Congratulations to Jim Green, one of the most enthusiastic advocates of science I have ever known, on his new role as #NASA‘s chief scientist. His excitement and advocacy for NASA’s science missions and projects will ensure success in this new position: https://t.co/mKmGOD0BRN pic.twitter.com/Oh29qDjejw
— Thomas Zurbuchen (@Dr_ThomasZ) April 10, 2018
Indeed, Green has a reputation for indefatigable cheerfulness and optimism, which will serve him well in his new role as principal advisor to the Administrator and other senior officials on agency science programs, strategic planning, science policy, and the evaluation of related investments.

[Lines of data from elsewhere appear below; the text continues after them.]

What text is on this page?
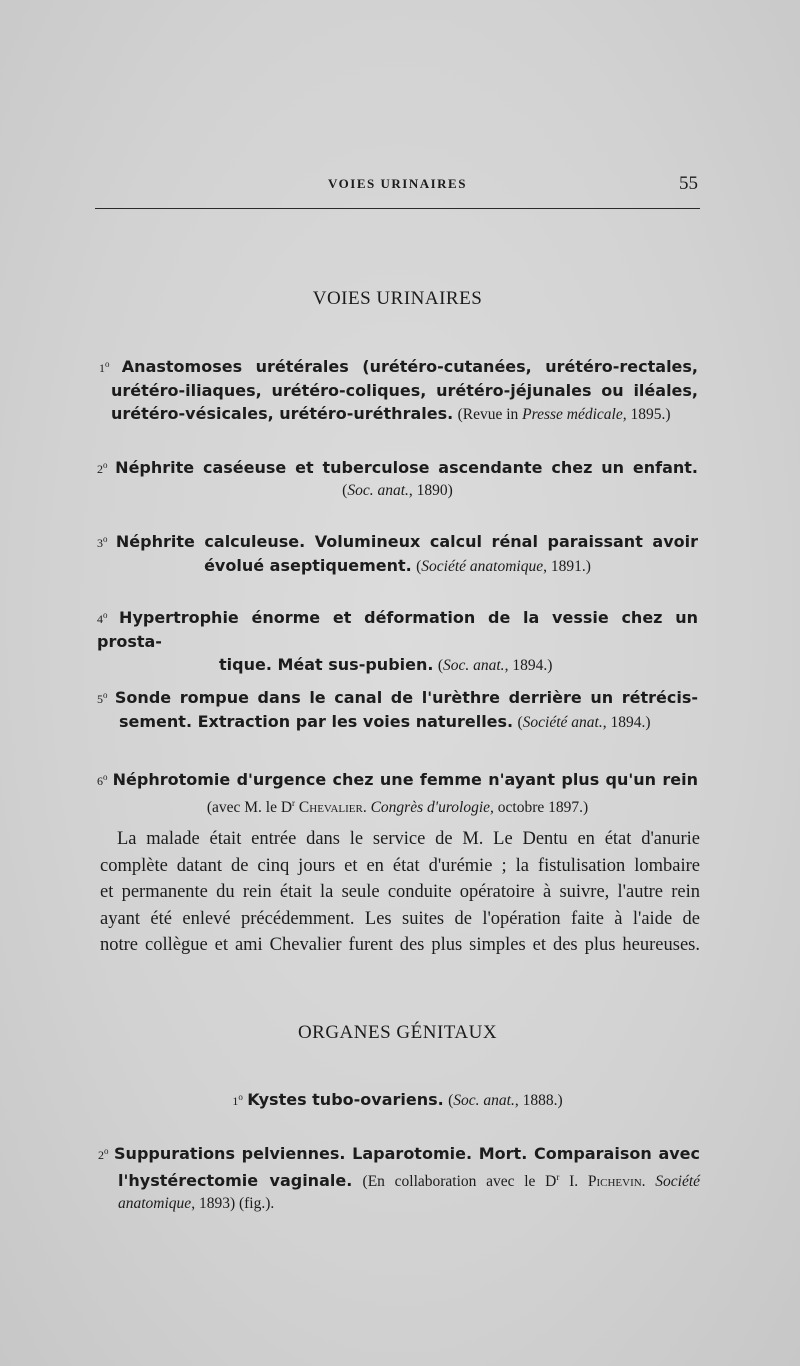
VOIES URINAIRES	55
VOIES URINAIRES
1$^o$ Anastomoses urétérales (urétéro-cutanées, urétéro-rectales,
urétéro-iliaques, urétéro-coliques, urétéro-jéjunales ou iléales,
urétéro-vésicales, urétéro-uréthrales. (Revue in Presse médicale, 1895.)
2$^o$ Néphrite caséeuse et tuberculose ascendante chez un enfant.
(Soc. anat., 1890)
3$^o$ Néphrite calculeuse. Volumineux calcul rénal paraissant avoir
évolué aseptiquement. (Société anatomique, 1891.)
4$^o$ Hypertrophie énorme et déformation de la vessie chez un prosta-
tique. Méat sus-pubien. (Soc. anat., 1894.)
5$^o$ Sonde rompue dans le canal de l'urèthre derrière un rétrécis-
sement. Extraction par les voies naturelles. (Société anat., 1894.)
6$^o$ Néphrotomie d'urgence chez une femme n'ayant plus qu'un rein
(avec M. le $D^r$ Chevalier. Congrès d'urologie, octobre 1897.)
La malade était entrée dans le service de M. Le Dentu en état d'anurie
complète datant de cinq jours et en état d'urémie ; la fistulisation lombaire
et permanente du rein était la seule conduite opératoire à suivre, l'autre rein
ayant été enlevé précédemment. Les suites de l'opération faite à l'aide de
notre collègue et ami Chevalier furent des plus simples et des plus heureuses.
ORGANES GÉNITAUX
1$^o$ Kystes tubo-ovariens. (Soc. anat., 1888.)
2$^o$ Suppurations pelviennes. Laparotomie. Mort. Comparaison avec
l'hystérectomie vaginale. (En collaboration avec le $D^r$ I. Pichevin. Société
anatomique, 1893) (fig.).
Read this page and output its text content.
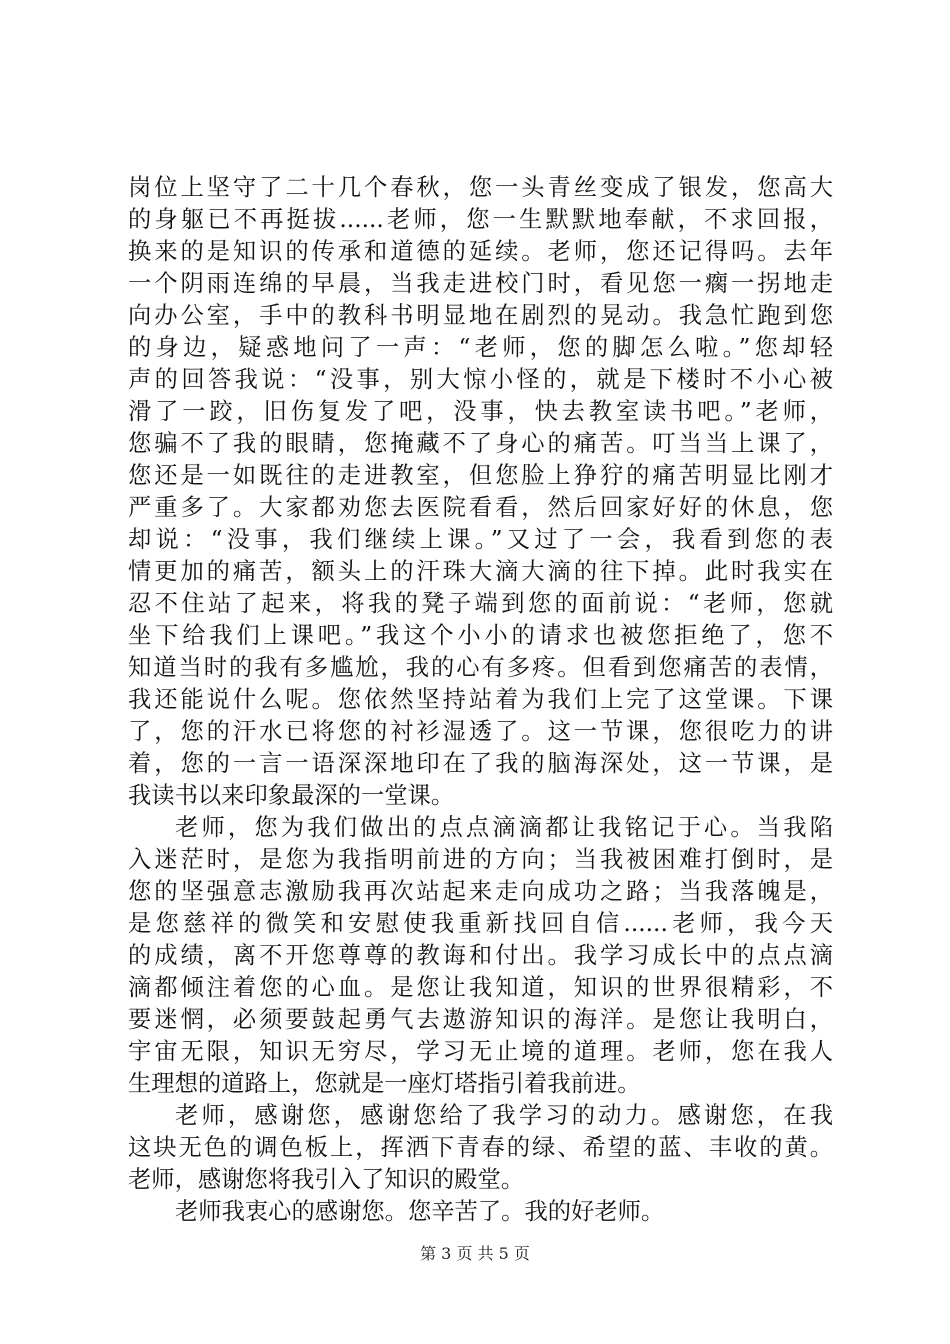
岗位上坚守了二十几个春秋，您一头青丝变成了银发，您高大
的身躯已不再挺拔......老师，您一生默默地奉献，不求回报，
换来的是知识的传承和道德的延续。老师，您还记得吗。去年
一个阴雨连绵的早晨，当我走进校门时，看见您一瘸一拐地走
向办公室，手中的教科书明显地在剧烈的晃动。我急忙跑到您
的身边，疑惑地问了一声：“老师，您的脚怎么啦。”您却轻
声的回答我说：“没事，别大惊小怪的，就是下楼时不小心被
滑了一跤，旧伤复发了吧，没事，快去教室读书吧。”老师，
您骗不了我的眼睛，您掩藏不了身心的痛苦。叮当当上课了，
您还是一如既往的走进教室，但您脸上狰狞的痛苦明显比刚才
严重多了。大家都劝您去医院看看，然后回家好好的休息，您
却说：“没事，我们继续上课。”又过了一会，我看到您的表
情更加的痛苦，额头上的汗珠大滴大滴的往下掉。此时我实在
忍不住站了起来，将我的凳子端到您的面前说：“老师，您就
坐下给我们上课吧。”我这个小小的请求也被您拒绝了，您不
知道当时的我有多尴尬，我的心有多疼。但看到您痛苦的表情，
我还能说什么呢。您依然坚持站着为我们上完了这堂课。下课
了，您的汗水已将您的衬衫湿透了。这一节课，您很吃力的讲
着，您的一言一语深深地印在了我的脑海深处，这一节课，是
我读书以来印象最深的一堂课。
老师，您为我们做出的点点滴滴都让我铭记于心。当我陷
入迷茫时，是您为我指明前进的方向；当我被困难打倒时，是
您的坚强意志激励我再次站起来走向成功之路；当我落魄是，
是您慈祥的微笑和安慰使我重新找回自信......老师，我今天
的成绩，离不开您尊尊的教诲和付出。我学习成长中的点点滴
滴都倾注着您的心血。是您让我知道，知识的世界很精彩，不
要迷惘，必须要鼓起勇气去遨游知识的海洋。是您让我明白，
宇宙无限，知识无穷尽，学习无止境的道理。老师，您在我人
生理想的道路上，您就是一座灯塔指引着我前进。
老师，感谢您，感谢您给了我学习的动力。感谢您，在我
这块无色的调色板上，挥洒下青春的绿、希望的蓝、丰收的黄。
老师，感谢您将我引入了知识的殿堂。
老师我衷心的感谢您。您辛苦了。我的好老师。
第 3 页 共 5 页
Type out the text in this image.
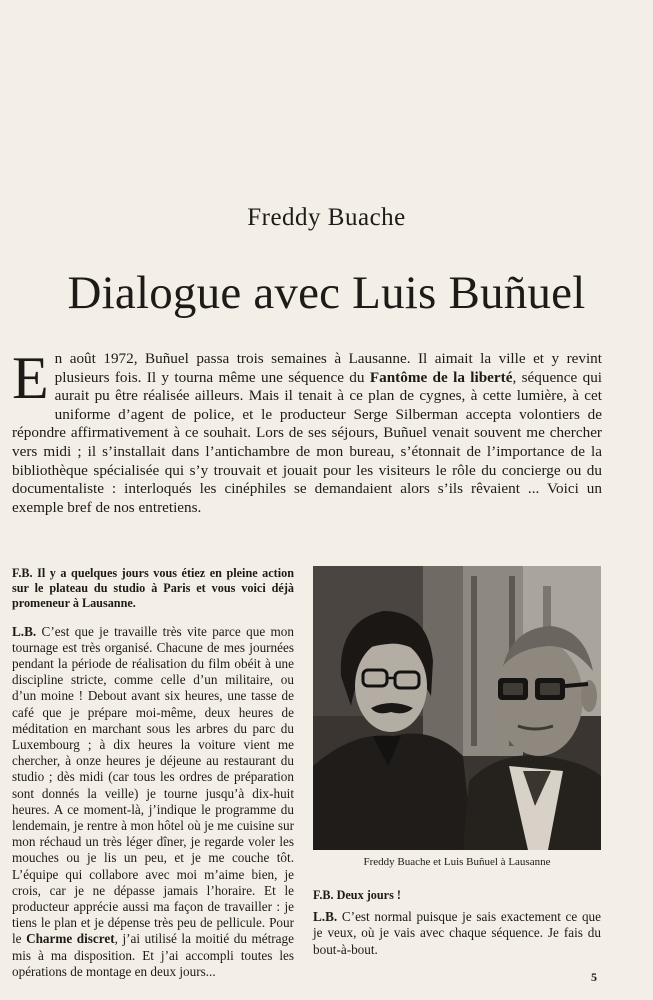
Freddy Buache
Dialogue avec Luis Buñuel
En août 1972, Buñuel passa trois semaines à Lausanne. Il aimait la ville et y revint plusieurs fois. Il y tourna même une séquence du Fantôme de la liberté, séquence qui aurait pu être réalisée ailleurs. Mais il tenait à ce plan de cygnes, à cette lumière, à cet uniforme d’agent de police, et le producteur Serge Silberman accepta volontiers de répondre affirmativement à ce souhait. Lors de ses séjours, Buñuel venait souvent me chercher vers midi ; il s’installait dans l’antichambre de mon bureau, s’étonnait de l’importance de la bibliothèque spécialisée qui s’y trouvait et jouait pour les visiteurs le rôle du concierge ou du documentaliste : interloqués les cinéphiles se demandaient alors s’ils rêvaient ... Voici un exemple bref de nos entretiens.

F.B. Il y a quelques jours vous étiez en pleine action sur le plateau du studio à Paris et vous voici déjà promeneur à Lausanne.

L.B. C’est que je travaille très vite parce que mon tournage est très organisé. Chacune de mes journées pendant la période de réalisation du film obéit à une discipline stricte, comme celle d’un militaire, ou d’un moine ! Debout avant six heures, une tasse de café que je prépare moi-même, deux heures de méditation en marchant sous les arbres du parc du Luxembourg ; à dix heures la voiture vient me chercher, à onze heures je déjeune au restaurant du studio ; dès midi (car tous les ordres de préparation sont donnés la veille) je tourne jusqu’à dix-huit heures. A ce moment-là, j’indique le programme du lendemain, je rentre à mon hôtel où je me cuisine sur mon réchaud un très léger dîner, je regarde voler les mouches ou je lis un peu, et je me couche tôt. L’équipe qui collabore avec moi m’aime bien, je crois, car je ne dépasse jamais l’horaire. Et le producteur apprécie aussi ma façon de travailler : je tiens le plan et je dépense très peu de pellicule. Pour le Charme discret, j’ai utilisé la moitié du métrage mis à ma disposition. Et j’ai accompli toutes les opérations de montage en deux jours...

Freddy Buache et Luis Buñuel à Lausanne

F.B. Deux jours !

L.B. C’est normal puisque je sais exactement ce que je veux, où je vais avec chaque séquence. Je fais du bout-à-bout.

5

Green received a PhD in space physics from the University of Iowa and began his NASA career in 1980 at Marshall Space Flight Center where he developed and managed the Space Physics Analysis Network. He moved to Goddard Space Flight Center in 1985 where he was the head of the National Space Science Data Center, and later Chief of the Science Proposal Support Office and co-investigator and Deputy Project Scientist for the Imager for Magnetopause-to-Aurora Global Exploration (IMAGE) mission. He became PSD Division Director at Headquarters in 2006.